Bien que je ne sois pas du genre à m’adapter avec aisance aux changements, je dois admettre qu’on prend vite goût à la vie de château, même si le château n’est qu’un manoir délabré. L’arrivée du bonhomme hiver me fera peut-être réviser mon jugement mais nous sommes actuellement dans une belle fin d’été qui permet d’envisager pour plus tard de prévisibles problèmes de chauffage. J’aurai bien l’occasion de faire le point, le moment venu, pour m’en préoccuper. Pour l’heure, je provoque de grands courants d’air dans toute la maison afin de disperser les miasmes du chartreux et, j’ai honte à le dire, ceux de tante Marcia. Lorsque j’ouvre les lourdes portes et les grandes fenêtres qui donnent sur le parc, les vénérables arbres envoient leurs divins parfums dans le labyrinthe des corridors, des salons et des hautes chambres lambrissées. Les araignées, rats, souris, lézards et pipistrelles n’apprécient guère le changement climatique provoqué par ce grand vent de renouveau dans leur habitat. C’est du moins ce que j’en conclus en voyant ces créatures dérangées dans leurs habitudes passer précipitamment entre les pattes du chartreux et, parfois, de ce brave Pelham auprès de qui je commis un impair en lui suggérant un jour de m’aider à faire un peu de ménage. À cette invitation, le valet de chambre prit un air peiné et digne.
— Je sais que Monsieur n’est guère habitué aux gens de maison. Aussi dois-je informer Monsieur qu’il ne saurait être question pour un valet de chambre d’empiéter sur les compétences professionnelles du personnel affecté aux travaux de ménage.
— Vous avez raison, Pelham, mais que voulez-vous, toute mon éducation est à faire.
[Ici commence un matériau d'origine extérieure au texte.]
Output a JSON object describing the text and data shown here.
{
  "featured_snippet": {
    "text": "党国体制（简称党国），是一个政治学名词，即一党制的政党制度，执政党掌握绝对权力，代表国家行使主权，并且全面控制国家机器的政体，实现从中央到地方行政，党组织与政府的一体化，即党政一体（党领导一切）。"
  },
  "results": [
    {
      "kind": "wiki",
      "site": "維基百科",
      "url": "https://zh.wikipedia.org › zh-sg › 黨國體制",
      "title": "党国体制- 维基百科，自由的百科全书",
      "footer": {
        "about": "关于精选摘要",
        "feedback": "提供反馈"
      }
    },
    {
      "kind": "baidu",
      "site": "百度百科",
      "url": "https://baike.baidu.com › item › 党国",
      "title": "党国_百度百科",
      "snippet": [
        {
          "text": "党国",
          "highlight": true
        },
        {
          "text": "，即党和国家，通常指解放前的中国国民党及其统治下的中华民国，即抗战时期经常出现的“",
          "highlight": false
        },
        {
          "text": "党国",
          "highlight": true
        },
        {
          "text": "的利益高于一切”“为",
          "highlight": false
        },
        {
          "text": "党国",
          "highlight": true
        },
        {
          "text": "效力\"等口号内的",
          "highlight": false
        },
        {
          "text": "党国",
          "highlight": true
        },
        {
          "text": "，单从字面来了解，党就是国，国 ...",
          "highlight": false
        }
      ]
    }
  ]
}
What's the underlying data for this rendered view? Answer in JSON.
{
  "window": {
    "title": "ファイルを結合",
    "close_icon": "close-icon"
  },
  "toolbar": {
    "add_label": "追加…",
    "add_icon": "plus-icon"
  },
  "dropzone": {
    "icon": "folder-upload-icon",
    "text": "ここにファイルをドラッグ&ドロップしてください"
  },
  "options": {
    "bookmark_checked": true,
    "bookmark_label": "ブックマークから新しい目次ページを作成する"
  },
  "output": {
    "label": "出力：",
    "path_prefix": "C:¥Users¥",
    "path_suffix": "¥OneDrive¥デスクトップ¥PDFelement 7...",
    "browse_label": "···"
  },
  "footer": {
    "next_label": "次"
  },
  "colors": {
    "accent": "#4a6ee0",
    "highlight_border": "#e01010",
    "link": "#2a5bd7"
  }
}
Il faut que je m’habitue à la vie dans cette maison et personne ne m’a enseigné la manière de se comporter avec un authentique valet de chambre.
Pelham eut l’air satisfait de ma réponse.
— Ne vous inquiétez pas, Monsieur, j’aurai d’autant plus de plaisir à vous y aider que je vous trouve très sympathique, si je puis me permettre.
— Moi aussi, je vous aime bien Pelham.
— Monsieur est bien bon.
— Vous aussi Pelham.
Pelham sourit avec indulgence et me donna ma première leçon.
— J’apprécie la courtoisie de Monsieur mais lorsque je dis que Monsieur est bien bon, Monsieur ne doit pas me retourner le compliment, surtout si nous nous trouvons en public.
— Ah bon ?
— Oui Monsieur, c’est ainsi.
— Même si je le pense sincèrement ?
— Certainement Monsieur.
— Ah bon, puisque vous le dites, Pelham.